I have the following table:
data = [['abc', 'bin_1', "bin_2"], ['abc', 'bin_1', "bin_1"]]
data = pd.DataFrame(data, columns = ['name', 'bin1', 'bin2'])
And I want to merge the columns bin1 and bin2.
As you see, there can be the same cell value in these two columns.
I want to combine the two columns by | if the values differ, otherwise just put a single unique value.

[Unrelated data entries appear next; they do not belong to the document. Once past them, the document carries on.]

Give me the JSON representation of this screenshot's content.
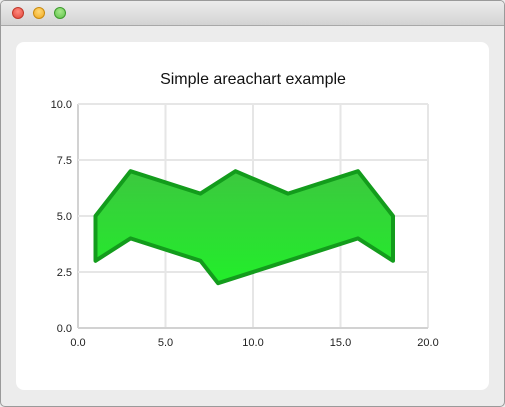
{
  "window": {
    "title": "",
    "controls": {
      "close": "close-icon",
      "minimize": "minimize-icon",
      "zoom": "zoom-icon"
    }
  },
  "chart_data": {
    "type": "area",
    "title": "Simple areachart example",
    "xlabel": "",
    "ylabel": "",
    "xlim": [
      0,
      20
    ],
    "ylim": [
      0,
      10
    ],
    "x_ticks": [
      "0.0",
      "5.0",
      "10.0",
      "15.0",
      "20.0"
    ],
    "y_ticks": [
      "0.0",
      "2.5",
      "5.0",
      "7.5",
      "10.0"
    ],
    "grid": true,
    "upper": [
      [
        1,
        5
      ],
      [
        3,
        7
      ],
      [
        7,
        6
      ],
      [
        9,
        7
      ],
      [
        12,
        6
      ],
      [
        16,
        7
      ],
      [
        18,
        5
      ]
    ],
    "lower": [
      [
        1,
        3
      ],
      [
        3,
        4
      ],
      [
        7,
        3
      ],
      [
        8,
        2
      ],
      [
        12,
        3
      ],
      [
        16,
        4
      ],
      [
        18,
        3
      ]
    ],
    "colors": {
      "fill": "#2fd136",
      "stroke": "#139c1c",
      "grid": "#e6e6e6",
      "axis": "#d2d2d2"
    }
  }
}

data["bin"] = data[['bin1', 'bin2']].agg(' | '.join, axis=1)
Unfortunately gives me:
name bin1 bin2
abc bin_1 bin_2
abc bin_1 bin_1
if I want:
name bin1 bin2 bin
abc bin_1 bin_2 bin_1 | bin_2
abc bin_1 bin_1 bin_1
CodePudding user response:
Use sets if order is not important:
data["bin"] = data[['bin1', 'bin2']].agg(lambda x: ' | '.join(set(x)), axis=1)
print (data)
name bin1 bin2 bin
0 abc bin_1 bin_2 bin_1 | bin_2
1 abc bin_1 bin_1 bin_1
Or dict.fromkeys if ordering is important:
data["bin"] = data[['bin1', 'bin2']].agg(lambda x: ' | '.join(dict.fromkeys(x)), axis=1)